I used to hate walking past panhandlers. When I saw someone on the street asking for money, I felt awkward, overly-privileged, sympathetic, suspicious and altruistic; sometimes sequentially, sometimes kind of all at once. The way I behaved depended on which emotion dominated as I approached the person, but nothing felt really right.
Let me explain:
One frigid December morning, maybe four years ago, I walked past a tall African-American man panhandling by my usual Bethesda, Maryland parking garage. Actually, I had walked past him many times, always trying to figure out how best to respond to his entreaties.
I tried different things. One time, I shook my head with a quick whisper of "no, sorry." Another time, I pretended to be talking emphatically on my cell phone, so I really couldn't possibly have noticed him. Once, I dropped some coins into his empty Dunkin' Donuts cup. Twice, I scurried past him with my head down.
All those times, I was basically just reacting; man in trouble, want to help. I suspect I was thinking as much about what felt good to me as about what might do good for him.
At any rate, one day I stopped in front of him, stuck out my hand and introduced myself. "Tony" thanked me for stopping, and asked if I would help him. I told him I wouldn't give him money, but I would buy him something to eat. He asked for orange juice and a bagel, so I got him some. In the following weeks, I offered Tony a blanket (he accepted); he asked me for gloves (I brought a pair).
Here's where I fess up: I gave Tony "stuff," rather than money, because I was afraid he would use the cash to buy booze.
Ugh. I know.
Overall, Tony did seem to appreciate my efforts. So I continued on, providing him with snacks and sundries, either what I thought he'd want, or what he requested.
Frankly, I felt pretty good about myself.
Then one day I saw him walk into a liquor store. I felt angry and oddly betrayed, and I can assure you that that marked the end of my gifts to him.
Right Instinct, Wrong Response
Like most of us, I want to help people in distress. With panhandlers, though, I never knew whether the person was truly in need. I worried that my money would fuel some addiction, rather than funding food or shelter. I worried that I was being scammed.
Was I right?
Well, sometimes. Statistics show that fewer than half of panhandlers are living unsheltered, but some are. Others are housed but living below the poverty line, with basic needs unmet. Many panhandlers are, though, straight-up hustlers; others -- whether or not housed -- will indeed take your money and spend it on vices.
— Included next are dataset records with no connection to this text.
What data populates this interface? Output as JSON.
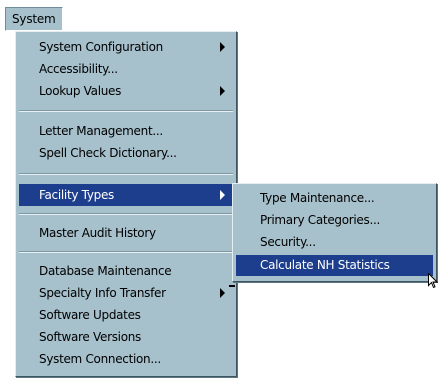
{
  "menubar": {
    "system_label": "System"
  },
  "system_menu": {
    "items": [
      {
        "label": "System Configuration"
      },
      {
        "label": "Accessibility..."
      },
      {
        "label": "Lookup Values"
      },
      {
        "label": "Letter Management..."
      },
      {
        "label": "Spell Check Dictionary..."
      },
      {
        "label": "Facility Types"
      },
      {
        "label": "Master Audit History"
      },
      {
        "label": "Database Maintenance"
      },
      {
        "label": "Specialty Info Transfer"
      },
      {
        "label": "Software Updates"
      },
      {
        "label": "Software Versions"
      },
      {
        "label": "System Connection..."
      }
    ]
  },
  "facility_types_submenu": {
    "items": [
      {
        "label": "Type Maintenance..."
      },
      {
        "label": "Primary Categories..."
      },
      {
        "label": "Security..."
      },
      {
        "label": "Calculate NH Statistics"
      }
    ]
  },
  "colors": {
    "menu_bg": "#a6c0cc",
    "highlight_bg": "#1d3e8d",
    "highlight_text": "#ffffff"
  },
  "icons": {
    "submenu_arrow": "triangle-right",
    "cursor": "arrow-pointer"
  }
}
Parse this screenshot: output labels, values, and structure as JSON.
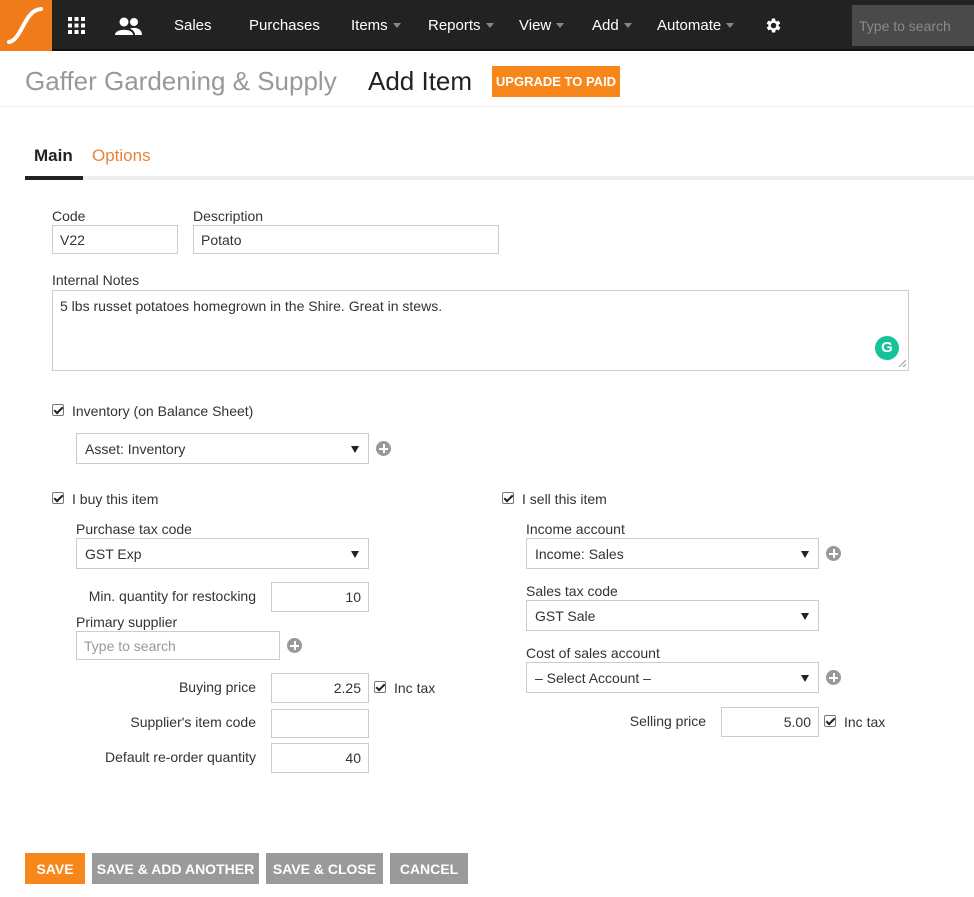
{
  "colors": {
    "accent": "#f7861b",
    "nav_bg": "#222222",
    "tab_active_link": "#e8843a",
    "grammarly": "#15c39a"
  },
  "nav": {
    "logo_icon": "app-logo-swoosh",
    "apps_icon": "grid-icon",
    "people_icon": "contacts-icon",
    "items": [
      {
        "label": "Sales",
        "dropdown": false
      },
      {
        "label": "Purchases",
        "dropdown": false
      },
      {
        "label": "Items",
        "dropdown": true
      },
      {
        "label": "Reports",
        "dropdown": true
      },
      {
        "label": "View",
        "dropdown": true
      },
      {
        "label": "Add",
        "dropdown": true
      },
      {
        "label": "Automate",
        "dropdown": true
      }
    ],
    "settings_icon": "gear-icon",
    "search_placeholder": "Type to search"
  },
  "header": {
    "company": "Gaffer Gardening & Supply",
    "title": "Add Item",
    "upgrade_label": "UPGRADE TO PAID"
  },
  "tabs": [
    {
      "label": "Main",
      "active": true
    },
    {
      "label": "Options",
      "active": false
    }
  ],
  "form": {
    "code": {
      "label": "Code",
      "value": "V22"
    },
    "description": {
      "label": "Description",
      "value": "Potato"
    },
    "notes": {
      "label": "Internal Notes",
      "value": "5 lbs russet potatoes homegrown in the Shire. Great in stews."
    },
    "inventory": {
      "label": "Inventory (on Balance Sheet)",
      "checked": true,
      "account": "Asset: Inventory"
    },
    "buy": {
      "label": "I buy this item",
      "checked": true,
      "tax_code_label": "Purchase tax code",
      "tax_code": "GST Exp",
      "min_qty_label": "Min. quantity for restocking",
      "min_qty": "10",
      "supplier_label": "Primary supplier",
      "supplier_placeholder": "Type to search",
      "price_label": "Buying price",
      "price": "2.25",
      "inc_tax_label": "Inc tax",
      "inc_tax": true,
      "supplier_code_label": "Supplier's item code",
      "supplier_code": "",
      "reorder_label": "Default re-order quantity",
      "reorder": "40"
    },
    "sell": {
      "label": "I sell this item",
      "checked": true,
      "income_label": "Income account",
      "income": "Income: Sales",
      "tax_code_label": "Sales tax code",
      "tax_code": "GST Sale",
      "cos_label": "Cost of sales account",
      "cos": "– Select Account –",
      "price_label": "Selling price",
      "price": "5.00",
      "inc_tax_label": "Inc tax",
      "inc_tax": true
    }
  },
  "actions": {
    "save": "SAVE",
    "save_add": "SAVE & ADD ANOTHER",
    "save_close": "SAVE & CLOSE",
    "cancel": "CANCEL"
  }
}
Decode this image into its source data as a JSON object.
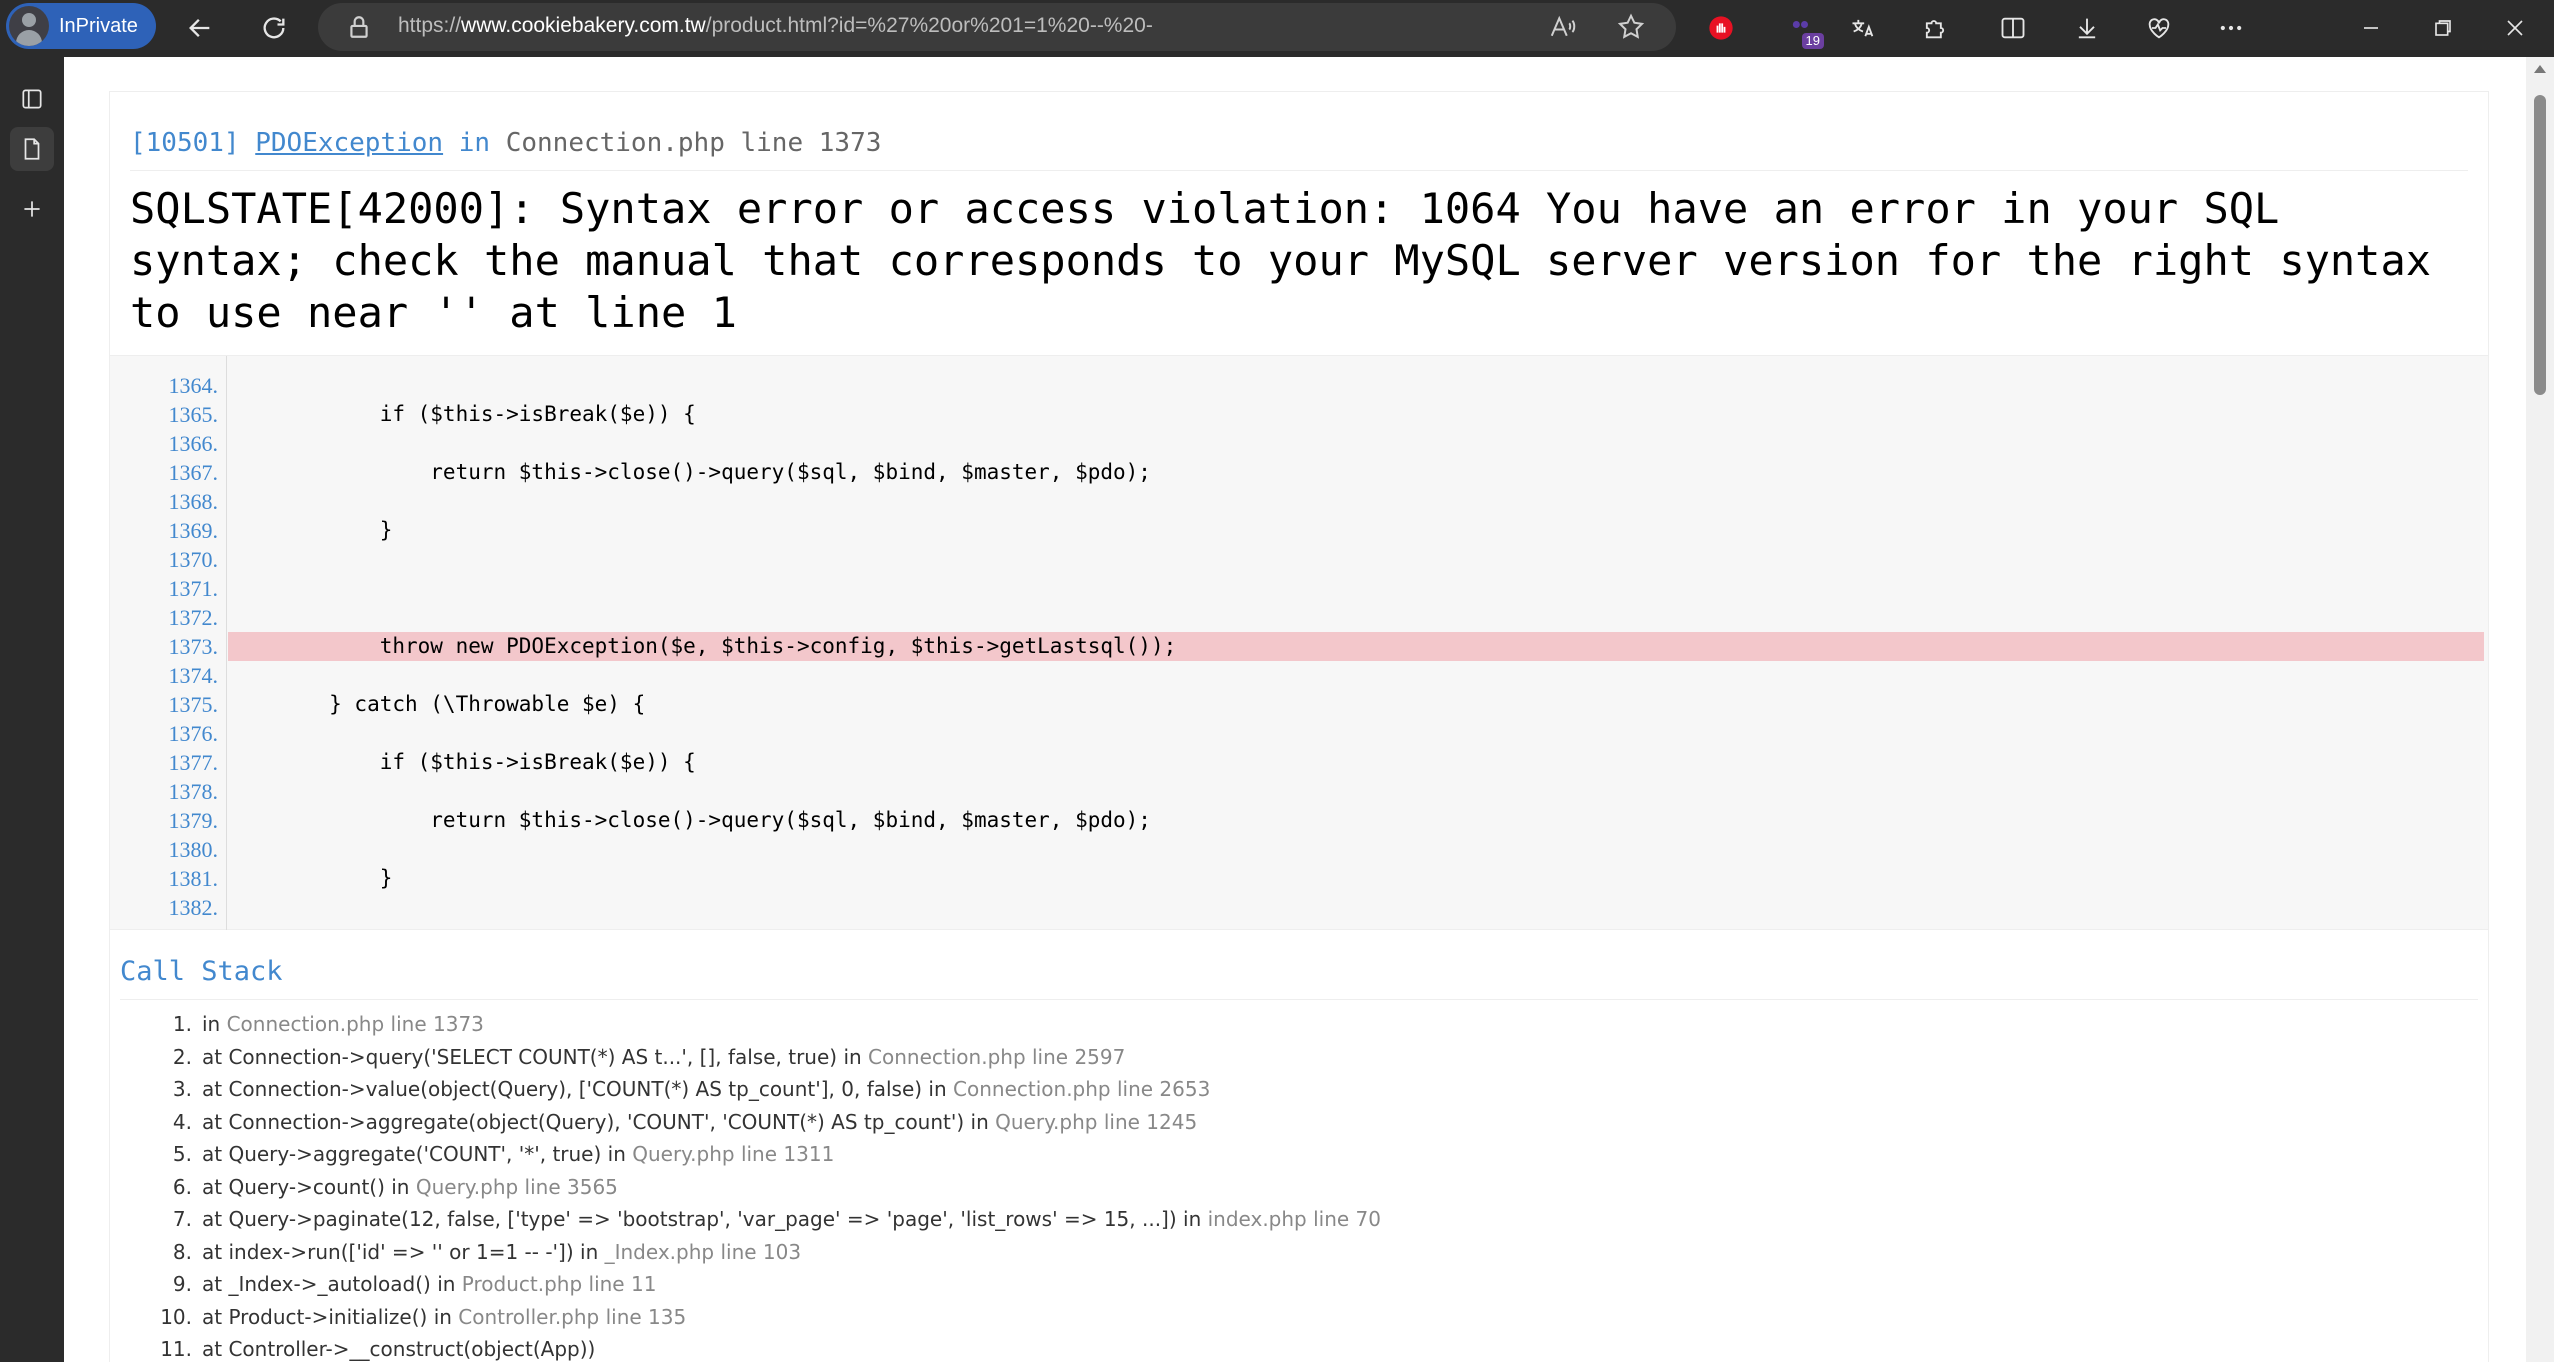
{
  "browser": {
    "inprivate_label": "InPrivate",
    "url_prefix": "https://",
    "url_host": "www.cookiebakery.com.tw",
    "url_path": "/product.html?id=%27%20or%201=1%20--%20-",
    "extension_badge": "19"
  },
  "exception": {
    "code": "[10501]",
    "class": "PDOException",
    "in_word": "in",
    "location": "Connection.php line 1373",
    "message": "SQLSTATE[42000]: Syntax error or access violation: 1064 You have an error in your SQL syntax; check the manual that corresponds to your MySQL server version for the right syntax to use near '' at line 1"
  },
  "source": {
    "highlight_line": "1373.",
    "lines": [
      {
        "num": "1364.",
        "code": ""
      },
      {
        "num": "1365.",
        "code": "            if ($this->isBreak($e)) {"
      },
      {
        "num": "1366.",
        "code": ""
      },
      {
        "num": "1367.",
        "code": "                return $this->close()->query($sql, $bind, $master, $pdo);"
      },
      {
        "num": "1368.",
        "code": ""
      },
      {
        "num": "1369.",
        "code": "            }"
      },
      {
        "num": "1370.",
        "code": ""
      },
      {
        "num": "1371.",
        "code": ""
      },
      {
        "num": "1372.",
        "code": ""
      },
      {
        "num": "1373.",
        "code": "            throw new PDOException($e, $this->config, $this->getLastsql());"
      },
      {
        "num": "1374.",
        "code": ""
      },
      {
        "num": "1375.",
        "code": "        } catch (\\Throwable $e) {"
      },
      {
        "num": "1376.",
        "code": ""
      },
      {
        "num": "1377.",
        "code": "            if ($this->isBreak($e)) {"
      },
      {
        "num": "1378.",
        "code": ""
      },
      {
        "num": "1379.",
        "code": "                return $this->close()->query($sql, $bind, $master, $pdo);"
      },
      {
        "num": "1380.",
        "code": ""
      },
      {
        "num": "1381.",
        "code": "            }"
      },
      {
        "num": "1382.",
        "code": ""
      }
    ]
  },
  "call_stack": {
    "title": "Call Stack",
    "items": [
      {
        "num": "1.",
        "text": "in ",
        "file": "Connection.php line 1373"
      },
      {
        "num": "2.",
        "text": "at Connection->query('SELECT COUNT(*) AS t...', [], false, true) in ",
        "file": "Connection.php line 2597"
      },
      {
        "num": "3.",
        "text": "at Connection->value(object(Query), ['COUNT(*) AS tp_count'], 0, false) in ",
        "file": "Connection.php line 2653"
      },
      {
        "num": "4.",
        "text": "at Connection->aggregate(object(Query), 'COUNT', 'COUNT(*) AS tp_count') in ",
        "file": "Query.php line 1245"
      },
      {
        "num": "5.",
        "text": "at Query->aggregate('COUNT', '*', true) in ",
        "file": "Query.php line 1311"
      },
      {
        "num": "6.",
        "text": "at Query->count() in ",
        "file": "Query.php line 3565"
      },
      {
        "num": "7.",
        "text": "at Query->paginate(12, false, ['type' => 'bootstrap', 'var_page' => 'page', 'list_rows' => 15, ...]) in ",
        "file": "index.php line 70"
      },
      {
        "num": "8.",
        "text": "at index->run(['id' => '' or 1=1 -- -']) in ",
        "file": "_Index.php line 103"
      },
      {
        "num": "9.",
        "text": "at _Index->_autoload() in ",
        "file": "Product.php line 11"
      },
      {
        "num": "10.",
        "text": "at Product->initialize() in ",
        "file": "Controller.php line 135"
      },
      {
        "num": "11.",
        "text": "at Controller->__construct(object(App))",
        "file": ""
      }
    ]
  },
  "colors": {
    "accent": "#4288ce",
    "highlight": "#f3c7cb",
    "chrome": "#2b2b2b"
  }
}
So how do you know which panhandler is "legit"?
Trick question! The answer is: it doesn't matter. By giving money to any panhandler, you are enabling him, not helping him.
Look at it this way: he doesn't need a fish for a day. He needs to learn to fish. If defeating poverty, homelessness or hunger is important to you, if you want to help that panhandler, don't give him money. Give it to a local group working on housing, on job training, on mental health issues. Organizations tackle those issues as efficiently and effectively as possible; it's what we do, it's our entire raison d'etre.
Want to know what the solution for homelessness is?
The cure for unemployment?
You get the idea. The cure is never your $0.75. That gift may satisfy you for that moment, but it will not solve that panhandler's problems. It will, though, encourage him to keep soliciting.
One morning three months ago, I was in our drop-in day shelter, talking to a man who was living in a nearby Metro stop. He had a hood pulled over his head, and a McDonald's cup in his hand. I could tell by the smell that it did not contain a McShake. He saw me glance at it, knew that I knew. Head down, he said, "I know I shouldn't be doing this. I know I am killing myself. But when I wake up in that Metro stop, I just have to kill all those awful thoughts in my head...." He trailed off and finally looked at me, tears in his eyes.
Son of a gun. It was Tony. The guy I wrote off, for drinking.
So I had been right, and I had been wrong. He was, in fact, "legit." But he needed a home a lot more than he needed that bagel.